Office in a Small City por Edward Hopper

Teus olhos na escuridão. 45

Uma aventura perigosa na clandestinidade.
O mapa de um escândalo.
Um segredo potencialmente devastad
or.

Com seu rosto sorridente na tela do GP, a Clarissa falava conosco, de seu apartamento do outro lado do Atlântico. Clapton passou à frente da imagem dela, rabo erguido, desceu do outro lado. Ela riu e pediu desculpas por ele. Quando se mudara para Portugal, os gatos foram com ela, atendendo a uma série de protocolos que previam o transporte dos animais sob efeito de anestésicos, além de carteiras de vacinação atualizadas e outros trâmites menores. Os pets adormecem em um país e despertam em outro. Desde que não haja mudanças drásticas de temperatura, não importa nada, a um gato, estar aqui ou ali, em qualquer parte do mundo.
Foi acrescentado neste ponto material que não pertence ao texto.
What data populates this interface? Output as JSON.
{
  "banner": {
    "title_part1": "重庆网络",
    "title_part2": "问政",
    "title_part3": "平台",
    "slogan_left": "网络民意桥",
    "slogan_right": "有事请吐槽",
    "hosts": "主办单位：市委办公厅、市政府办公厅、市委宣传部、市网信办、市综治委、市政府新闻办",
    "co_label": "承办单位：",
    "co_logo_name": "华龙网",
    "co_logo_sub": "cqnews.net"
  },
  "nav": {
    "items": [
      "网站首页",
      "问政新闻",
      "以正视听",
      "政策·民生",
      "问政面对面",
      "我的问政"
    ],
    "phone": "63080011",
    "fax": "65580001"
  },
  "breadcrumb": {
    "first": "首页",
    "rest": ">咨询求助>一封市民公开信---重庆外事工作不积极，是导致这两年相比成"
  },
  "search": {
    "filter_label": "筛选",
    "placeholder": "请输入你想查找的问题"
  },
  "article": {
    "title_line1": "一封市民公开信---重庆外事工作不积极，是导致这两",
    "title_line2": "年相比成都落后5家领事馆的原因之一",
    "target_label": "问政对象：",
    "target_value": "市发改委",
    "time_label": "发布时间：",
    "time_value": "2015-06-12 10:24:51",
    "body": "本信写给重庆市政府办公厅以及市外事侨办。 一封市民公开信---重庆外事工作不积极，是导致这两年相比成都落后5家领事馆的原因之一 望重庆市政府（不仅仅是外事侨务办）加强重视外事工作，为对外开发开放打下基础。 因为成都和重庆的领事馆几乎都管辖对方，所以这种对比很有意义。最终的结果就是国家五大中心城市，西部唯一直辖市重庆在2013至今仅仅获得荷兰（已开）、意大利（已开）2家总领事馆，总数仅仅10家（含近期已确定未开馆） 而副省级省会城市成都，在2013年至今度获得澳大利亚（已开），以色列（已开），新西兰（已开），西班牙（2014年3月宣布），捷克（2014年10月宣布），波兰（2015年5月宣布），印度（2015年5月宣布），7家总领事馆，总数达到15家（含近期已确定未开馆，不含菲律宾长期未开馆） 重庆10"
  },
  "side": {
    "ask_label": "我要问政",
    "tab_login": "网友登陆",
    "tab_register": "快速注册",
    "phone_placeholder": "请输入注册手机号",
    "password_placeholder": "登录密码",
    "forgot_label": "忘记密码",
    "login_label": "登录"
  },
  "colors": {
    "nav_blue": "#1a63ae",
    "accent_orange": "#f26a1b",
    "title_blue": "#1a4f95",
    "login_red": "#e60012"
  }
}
“Tem visto a mãe?”, perguntou à Cleo.

“Não. Quase nada. E você, tem falado com ela?”

“Ah, você sabe que eu não suporto falar com ela. Quanto menos, melhor.”

“Sei.”

“E então, quando é que vocês vão sair de férias e visitar Lisboa?”, disse a Clarissa sorrindo, enquanto afastava Harrison, que também queria saber o que estava gerando aquela falação, e sumiu da tela ao se curvar, para devolvê-lo ao chão.
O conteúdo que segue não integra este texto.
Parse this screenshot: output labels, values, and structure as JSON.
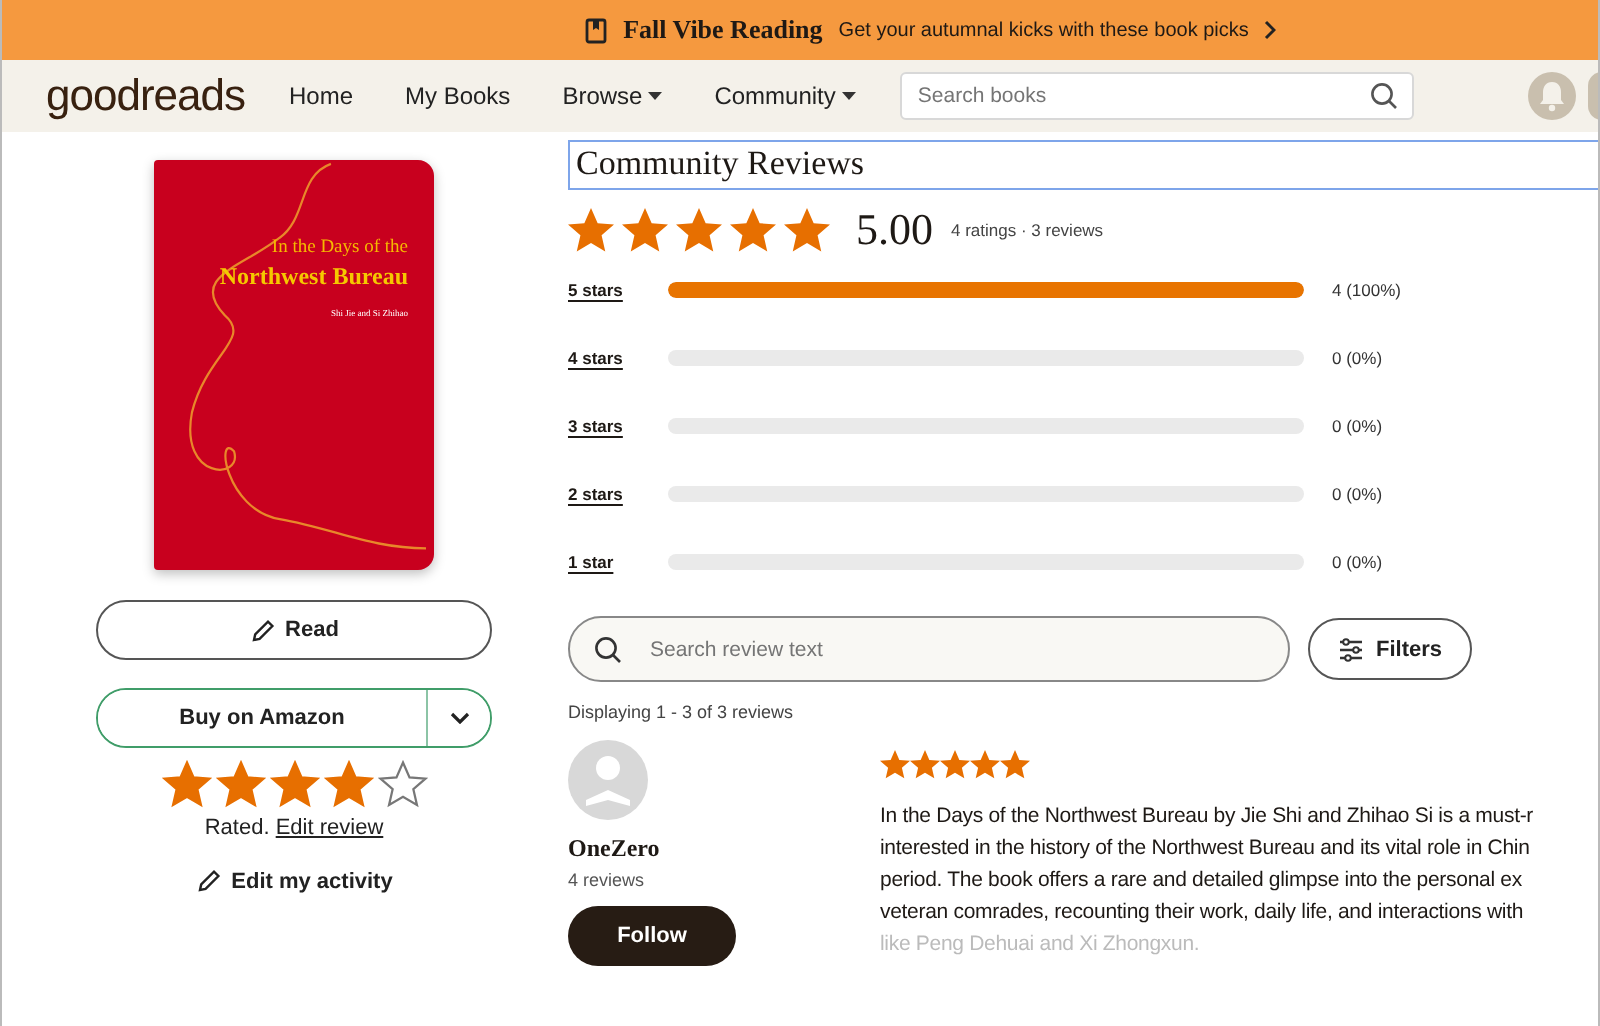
{
  "banner": {
    "title": "Fall Vibe Reading",
    "text": "Get your autumnal kicks with these book picks"
  },
  "nav": {
    "logo": "goodreads",
    "items": [
      {
        "label": "Home",
        "dropdown": false
      },
      {
        "label": "My Books",
        "dropdown": false
      },
      {
        "label": "Browse",
        "dropdown": true
      },
      {
        "label": "Community",
        "dropdown": true
      }
    ],
    "search": {
      "placeholder": "Search books"
    }
  },
  "book": {
    "cover_title_1": "In the Days of the",
    "cover_title_2": "Northwest Bureau",
    "cover_authors": "Shi Jie and Si Zhihao"
  },
  "actions": {
    "read": "Read",
    "buy": "Buy on Amazon",
    "user_rating": {
      "stars": 4
    },
    "rated": "Rated.",
    "edit_review": "Edit review",
    "edit_activity": "Edit my activity"
  },
  "reviews": {
    "title": "Community Reviews",
    "average": {
      "stars": 5
    },
    "score": "5.00",
    "counts": "4 ratings · 3 reviews",
    "histogram": [
      {
        "label": "5 stars",
        "level": 1,
        "reading": "4 (100%)"
      },
      {
        "label": "4 stars",
        "level": 0,
        "reading": "0 (0%)"
      },
      {
        "label": "3 stars",
        "level": 0,
        "reading": "0 (0%)"
      },
      {
        "label": "2 stars",
        "level": 0,
        "reading": "0 (0%)"
      },
      {
        "label": "1 star",
        "level": 0,
        "reading": "0 (0%)"
      }
    ],
    "search": {
      "placeholder": "Search review text"
    },
    "filters": "Filters",
    "displaying": "Displaying 1 - 3 of 3 reviews",
    "items": [
      {
        "name": "OneZero",
        "count": "4 reviews",
        "follow": "Follow",
        "stars": 5,
        "lines": [
          "In the Days of the Northwest Bureau by Jie Shi and Zhihao Si is a must-r",
          "interested in the history of the Northwest Bureau and its vital role in Chin",
          "period. The book offers a rare and detailed glimpse into the personal ex",
          "veteran comrades, recounting their work, daily life, and interactions with",
          "like Peng Dehuai and Xi Zhongxun."
        ]
      }
    ]
  }
}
“Clarissa, eu não tenho nem um ano na redação. Férias agora, nem pensar.”

“Eu só perguntei.”

“Quem sabe o Edison libera alguma grana para fazermos uma matéria aí em Portugal”, brinquei.

A Cleo me beijou no rosto, sorriu. “Não seria o máximo?”

Eu tentava parecer bem-humorado e leve, mas no fundo sentia que alguma tensão se acumulava em meu sangue. Depois da morte do Fução e do flagrante com aquele rapaz de jaqueta azul-escura, rosto magro e sóbrio de um soldado de algum país frio, eu vinha pensando em tudo com mais frequência, com mais cautela e com mais imprevisibilidade. Toda noite, voltava a esquadrinhar as fotos das mulheres em meu escritório, tendo agora apenas quatro como centro de minha suspeita e de minha atenção. Pensava em possibilidades sinistras. Considerava parar enquanto não fosse tarde demais. Mas já estava muito envolvido com a ideia de denunciar grandes criminosos, tinha um dossiê quase completo em mãos, e o que me acontecia agora era ainda decorrente do primeiro tópico sobre o Estádio. Enquanto via a Clarissa, com seu sorriso de Cleo clonada, falando e gesticulando, fixava com carinho seus olhos bonitos e imaginava que Portugal seria uma tentadora opção para quem planeja deixar o país, recomeçar a vida, ficar imune a ameaças talvez, tendo comigo minha companheira sensível e dedicada, traços infantis de menina mentirosa, adorável guardadora de livros impressos.